Current:Home > MyProsecutors say father of Georgia shooting suspect knew son was obsessed with school shooters -BeyondProfit Compass
Prosecutors say father of Georgia shooting suspect knew son was obsessed with school shooters
View
Date:2025-04-16 01:44:16
WINDER, Ga. (AP) — The father of a teenager accused of a deadly high school shooting in Georgia was aware that his son was obsessed with school shooters and even had a shrine above his home computer for the gunman in the 2018 massacre in Parkland, Florida, prosecutors said at a Wednesday court hearing.
Colin Gray had also given his son, Colt, the assault-style weapon used in the shooting that killed four people at Apalachee High School as a Christmas gift and was aware that his son’s mental health had deteriorated in the weeks before the shooting, investigators testified.
Colt Gray, 14, charged with four counts of murder, is accused of using the gun to kill two fellow students and two teachers on Sept. 4 at the high school in Winder, outside Atlanta. Because he’s a juvenile, the maximum penalty he would face is life without parole.
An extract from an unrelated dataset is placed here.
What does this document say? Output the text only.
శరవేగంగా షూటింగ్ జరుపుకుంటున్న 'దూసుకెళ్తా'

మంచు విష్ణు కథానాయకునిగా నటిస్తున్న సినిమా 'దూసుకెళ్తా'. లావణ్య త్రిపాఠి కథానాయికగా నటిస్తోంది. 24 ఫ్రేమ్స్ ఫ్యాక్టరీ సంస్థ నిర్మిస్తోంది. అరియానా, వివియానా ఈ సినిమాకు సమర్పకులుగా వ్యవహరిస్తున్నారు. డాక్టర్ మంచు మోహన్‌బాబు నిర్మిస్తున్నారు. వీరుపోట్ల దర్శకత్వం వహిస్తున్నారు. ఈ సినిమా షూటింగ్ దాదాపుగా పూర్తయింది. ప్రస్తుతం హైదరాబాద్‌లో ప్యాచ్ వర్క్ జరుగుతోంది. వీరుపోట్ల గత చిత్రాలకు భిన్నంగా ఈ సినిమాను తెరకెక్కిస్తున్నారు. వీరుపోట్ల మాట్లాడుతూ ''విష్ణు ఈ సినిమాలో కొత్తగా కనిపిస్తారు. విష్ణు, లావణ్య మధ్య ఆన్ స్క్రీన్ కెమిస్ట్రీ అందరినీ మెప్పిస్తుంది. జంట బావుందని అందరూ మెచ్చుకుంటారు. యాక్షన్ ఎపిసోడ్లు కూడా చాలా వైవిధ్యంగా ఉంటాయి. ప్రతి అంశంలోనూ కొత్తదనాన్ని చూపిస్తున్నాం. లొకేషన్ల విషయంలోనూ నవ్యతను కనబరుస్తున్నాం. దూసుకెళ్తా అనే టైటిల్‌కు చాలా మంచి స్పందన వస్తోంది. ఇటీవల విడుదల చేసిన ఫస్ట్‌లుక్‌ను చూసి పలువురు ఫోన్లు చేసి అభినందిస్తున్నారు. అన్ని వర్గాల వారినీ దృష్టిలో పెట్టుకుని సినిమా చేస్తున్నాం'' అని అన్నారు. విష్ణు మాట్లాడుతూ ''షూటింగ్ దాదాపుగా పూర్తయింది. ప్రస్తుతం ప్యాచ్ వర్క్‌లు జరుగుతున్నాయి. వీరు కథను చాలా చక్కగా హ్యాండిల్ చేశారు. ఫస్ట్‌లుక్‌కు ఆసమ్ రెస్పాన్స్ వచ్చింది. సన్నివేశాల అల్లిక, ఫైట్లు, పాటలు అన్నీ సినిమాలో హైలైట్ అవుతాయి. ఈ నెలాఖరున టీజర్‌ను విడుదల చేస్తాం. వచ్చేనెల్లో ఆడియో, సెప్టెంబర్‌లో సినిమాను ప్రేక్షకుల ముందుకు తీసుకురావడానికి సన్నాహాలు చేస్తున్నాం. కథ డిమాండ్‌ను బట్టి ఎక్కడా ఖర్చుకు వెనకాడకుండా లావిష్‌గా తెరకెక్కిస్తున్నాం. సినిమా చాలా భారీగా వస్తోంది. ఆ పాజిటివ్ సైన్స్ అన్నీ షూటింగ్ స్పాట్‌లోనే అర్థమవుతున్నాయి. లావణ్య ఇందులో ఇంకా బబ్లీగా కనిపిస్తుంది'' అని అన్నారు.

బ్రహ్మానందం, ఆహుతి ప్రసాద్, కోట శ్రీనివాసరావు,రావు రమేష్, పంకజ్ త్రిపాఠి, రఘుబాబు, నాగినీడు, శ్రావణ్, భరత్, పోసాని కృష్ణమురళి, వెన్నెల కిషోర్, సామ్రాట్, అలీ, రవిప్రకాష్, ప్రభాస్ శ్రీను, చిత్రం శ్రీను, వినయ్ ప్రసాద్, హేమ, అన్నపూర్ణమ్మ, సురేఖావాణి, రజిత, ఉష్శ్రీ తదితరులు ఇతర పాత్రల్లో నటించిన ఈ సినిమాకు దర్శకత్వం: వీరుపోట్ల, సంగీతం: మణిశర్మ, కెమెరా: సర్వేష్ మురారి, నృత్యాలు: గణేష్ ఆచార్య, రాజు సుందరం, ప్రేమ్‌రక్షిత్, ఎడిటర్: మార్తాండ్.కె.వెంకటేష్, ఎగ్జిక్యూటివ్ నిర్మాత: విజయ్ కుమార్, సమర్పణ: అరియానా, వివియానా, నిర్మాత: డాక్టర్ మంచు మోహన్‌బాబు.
Georgia Bureau of Investigation Agent Kelsey Ward said in court Wednesday that Colin Gray, 54, had asked his son who the people in pictures hanging on his wall were. One of them, Colt told his father, was Nikolas Cruz, the shooter in the 2018 massacre at Marjory Stoneman Douglas High School in Parkland, Florida.
Investigators say they also found a notebook Colt had left behind at the school, with one page that included the labels “hallway” and “classroom” at the top.
In the hallway column, it says “I’m thinking 3 to 4 people killed. Injured? 4 to 5,” GBI agent Lucas Beyer testified. “Under the classroom column is written 15 to 17 people killed, Injured? 2 to 3.”
Ward interviewed several family members, including Colt’s mother, Marcee Gray.
“She said that over the past year his fascination with guns had gotten very bad,” Ward testified.
At one point, Colt asked his dad to buy him an all-black “shooter mask,” saying in a joking manner that, “I’ve got to finish up my school shooter outfit, just kidding,” Ward said.
Colt’s parents had discussed their son’s fascination with school shooters, but decided that it was in a joking context and not a serious issue, Ward said.
For Christmas before the shooting, Colin Gray purchased the weapon for his son, Barrow County sheriff’s investigator Jason Smith testified. Later, Colt asked his father for a larger magazine for the gun so it could hold more rounds and his father agreed, Smith said. Colin Gray also purchased the ammunition, Smith said.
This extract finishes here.